What made this a hassle was the doctor's receptionist scheduled me for Wednesday AM, then didn't tell me. I called her on Wed. AM and she said "Oh, I called you and you were suppose to go today." Don't give me that. I was home ALL day and besides that I have an answering machine. SO, she supposedly rescheduled it and called me back and said it was for 7 AM today. Well, I got up at 4:30 to shower and fix my hair and makeup and all that good stuff and went out in this freezing Iowa weather and guess what? I was NOT on the Radiology schedule for TODAY. She did NOT change it. I don't know if she forgot or what but I am very tired of her attitude. I should mention we use to be sorta friends, went to the same church. Then she switched. When she started working for my doctor she weighed about twice what she does now. She looks great but her personality left when her extra weight did. I don't know what it is but she is hateful to me. It's a power thing. If only I had the nerve or didn't want to take a chance on losing my doctor I would tell Miss Receptionist exactly where to go!
Thank Goodness the Hospital took mercy on me and worked me in anyway. They are just so accommodating in every department I have been sent to. They truly must love their work, because you cannot fake that kind of caring. Now, I do think some doctors do it for the money, but not most hospital employees.
I am so tired. I am thankful that I AM feeling better, but still do have pain in my rib and right armpit which is where this nodule is. And then I looked around and I saw so many people that have so many more problems than me, and it humbled me. When you sit around in hospital gowns and robes, you know you are all the same, no one is judged by the clothes they wear, we are all just people. And it's definitely a neat thing. We talk and laugh, and have a brief camaraderie. I've noticed this where ever I go for tests these last three months. And it's easier to talk to a person somewhere near my age (that means over 50 but not 100), but I've met some nice younger folks, too.
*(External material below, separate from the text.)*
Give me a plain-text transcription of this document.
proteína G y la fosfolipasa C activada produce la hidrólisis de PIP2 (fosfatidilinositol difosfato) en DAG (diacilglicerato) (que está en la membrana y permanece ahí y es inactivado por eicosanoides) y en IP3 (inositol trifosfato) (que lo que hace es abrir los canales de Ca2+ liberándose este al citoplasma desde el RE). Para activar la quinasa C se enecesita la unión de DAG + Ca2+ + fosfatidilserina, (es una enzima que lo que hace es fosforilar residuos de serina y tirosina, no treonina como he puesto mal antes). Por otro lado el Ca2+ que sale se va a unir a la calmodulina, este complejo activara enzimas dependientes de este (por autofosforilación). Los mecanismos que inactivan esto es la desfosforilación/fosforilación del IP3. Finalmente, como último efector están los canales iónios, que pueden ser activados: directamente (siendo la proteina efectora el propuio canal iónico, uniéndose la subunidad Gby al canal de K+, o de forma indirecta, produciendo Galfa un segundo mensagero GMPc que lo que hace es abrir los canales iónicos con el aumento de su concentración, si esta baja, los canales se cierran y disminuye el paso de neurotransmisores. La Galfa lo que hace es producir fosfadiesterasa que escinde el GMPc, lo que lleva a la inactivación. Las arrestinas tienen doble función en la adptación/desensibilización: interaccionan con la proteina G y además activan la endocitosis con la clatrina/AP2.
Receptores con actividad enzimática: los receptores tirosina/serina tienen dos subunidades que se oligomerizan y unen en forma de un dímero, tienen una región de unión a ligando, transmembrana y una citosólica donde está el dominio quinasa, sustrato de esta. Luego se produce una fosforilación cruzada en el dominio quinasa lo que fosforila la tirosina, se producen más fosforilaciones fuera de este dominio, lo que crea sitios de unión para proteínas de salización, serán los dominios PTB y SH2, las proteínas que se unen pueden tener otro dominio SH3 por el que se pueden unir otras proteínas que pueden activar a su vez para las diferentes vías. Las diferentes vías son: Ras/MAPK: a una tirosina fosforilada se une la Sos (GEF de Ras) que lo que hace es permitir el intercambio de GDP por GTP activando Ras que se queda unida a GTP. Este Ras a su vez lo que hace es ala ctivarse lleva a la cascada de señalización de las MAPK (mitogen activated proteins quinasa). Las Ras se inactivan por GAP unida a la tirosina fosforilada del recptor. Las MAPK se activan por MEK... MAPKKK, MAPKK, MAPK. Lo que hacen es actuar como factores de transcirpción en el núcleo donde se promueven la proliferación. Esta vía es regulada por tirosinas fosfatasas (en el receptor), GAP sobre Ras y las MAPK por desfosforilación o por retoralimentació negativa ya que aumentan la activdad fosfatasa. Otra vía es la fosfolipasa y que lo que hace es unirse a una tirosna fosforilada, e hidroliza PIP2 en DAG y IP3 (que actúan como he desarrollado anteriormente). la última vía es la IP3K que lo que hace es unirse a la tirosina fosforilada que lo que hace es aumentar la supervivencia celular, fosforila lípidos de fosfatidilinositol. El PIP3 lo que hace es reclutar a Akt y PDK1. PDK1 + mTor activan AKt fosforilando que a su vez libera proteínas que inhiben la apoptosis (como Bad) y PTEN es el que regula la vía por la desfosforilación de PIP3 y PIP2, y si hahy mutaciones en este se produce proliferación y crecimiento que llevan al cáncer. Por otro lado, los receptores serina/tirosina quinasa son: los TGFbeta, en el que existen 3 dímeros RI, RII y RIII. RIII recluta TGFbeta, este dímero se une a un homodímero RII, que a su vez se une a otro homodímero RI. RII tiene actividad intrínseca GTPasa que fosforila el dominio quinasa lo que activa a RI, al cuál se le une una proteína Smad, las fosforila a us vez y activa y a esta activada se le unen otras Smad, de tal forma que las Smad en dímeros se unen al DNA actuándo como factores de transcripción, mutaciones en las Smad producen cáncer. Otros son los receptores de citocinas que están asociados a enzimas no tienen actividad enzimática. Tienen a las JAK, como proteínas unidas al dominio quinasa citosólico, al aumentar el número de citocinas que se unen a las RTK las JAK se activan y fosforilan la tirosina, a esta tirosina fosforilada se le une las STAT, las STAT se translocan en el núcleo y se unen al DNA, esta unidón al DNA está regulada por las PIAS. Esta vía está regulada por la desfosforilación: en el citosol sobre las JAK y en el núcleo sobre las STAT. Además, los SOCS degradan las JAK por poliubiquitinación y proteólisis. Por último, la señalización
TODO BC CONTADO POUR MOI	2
Well, I hope this finds you all doing well and that you are getting ready for Christmas without the last minute stuff I will have to do. You know I'd love to hear from any and all of you new or old to blog spot. I love making new friends!
Many people moved my blog out of kindness from a mass Email I sent out. I was so touched by the thoughtfulness and the kindness of all of you who moved my AOL Journals. So far, this is themain one I've been writing in. I will delete some others or rename them and write about different things. I never know when to shut up so that might be a good way to use all my blogs.
Take care now and if you do post to your blog, please email me at merry1621@aol.com as I don't think I get alerts anymore. Do any of you?
Oh, I have missed you all! And I want to thank those of you who have hung with me through Emailing. You are special folks and I truly feel a kinship with each of you.
Good night! Love you!
Merry
PS You're emails have helped me so much through all this sickness. I have been incredibly lucky in all my life, never had things like this. Getting old stinks. I hate 65 & I hate Medicare but what can I do about it? Well, I loved my life before so hopefully I will again soon. If I had to pick my 10 favorite years they would be from 37-47, though. How about all of you? What are your favorite years?